Tuesday, May 19, 2009
A pair of Chinons
I'd been having a hankering for some Loire cabernet franc, a hankering that had gone unsated for some time. Which is why it was propitious, then, to walk into Jay's apartment on a bright Sunday afternoon and see a handsome decanter standing next to an empty bottle with the pinkish label of Bernard Baudry's Croix Boissée. I walked up close to the artifact: 1996. A quick nose toward the top of the glass container indicated hints of just those savory, spicy qualities I had been thinking of.
Doubled was my pleasure when Chris appeared, an hour later, with a bag that included the unmistakable white-and-blue label of Olga Raffault's Chinon. A 1989 Picasses.

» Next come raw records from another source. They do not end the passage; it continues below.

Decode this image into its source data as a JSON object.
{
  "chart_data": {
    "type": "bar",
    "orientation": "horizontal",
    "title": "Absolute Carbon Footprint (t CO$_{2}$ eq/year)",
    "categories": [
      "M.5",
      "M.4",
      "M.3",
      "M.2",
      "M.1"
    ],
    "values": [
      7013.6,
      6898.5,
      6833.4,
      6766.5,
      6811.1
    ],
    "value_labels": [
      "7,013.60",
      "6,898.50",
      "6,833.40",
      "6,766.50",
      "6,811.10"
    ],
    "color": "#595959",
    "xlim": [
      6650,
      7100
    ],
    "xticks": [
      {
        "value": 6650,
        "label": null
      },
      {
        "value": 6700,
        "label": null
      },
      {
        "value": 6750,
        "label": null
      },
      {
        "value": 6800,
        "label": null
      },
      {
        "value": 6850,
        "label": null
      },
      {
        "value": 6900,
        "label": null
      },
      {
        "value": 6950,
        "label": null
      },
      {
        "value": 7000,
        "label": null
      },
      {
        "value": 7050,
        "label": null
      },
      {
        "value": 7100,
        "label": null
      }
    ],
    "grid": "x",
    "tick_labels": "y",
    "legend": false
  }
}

As the starting wines were poured (a lovely 1996 H. Billiot, deeply aromatic Ambonnay bubbles with a sapid quality and a nutty color; a surprising 1988 Piper Sonoma – Jay would say, "This does not have any right to be this good," and he wasn't wrong – followed by various Loire chenins, romorantins and sauvignons, including a 1924 Huet Le Haut-Lieu Moëlleux to pair with seared scallops), I thought on forward to the pleasures of the Chinons to come.
Good Chinon with age is like Chinon young. It hovers in timelessness, encapsulating the place with its bramble and dark fruit and violets.
Later, the Ligerian pair did not falter. The 1996 Baudry Croix-Boissée was smooth and fresh; perhaps a bit absent on the midpalate, but with good length sustaining it into its floral finish. And the 1989 Olga Raffault Chinon Picasses was a punch in the face, and I mean that in the most flattering way possible. Paired perfectly with leg of lamb, it was dark, brawny, rustic and perfect.
What more could one ask for?
Now I need some Breton Bourgueil to take care of the other side of the river, and all will be well.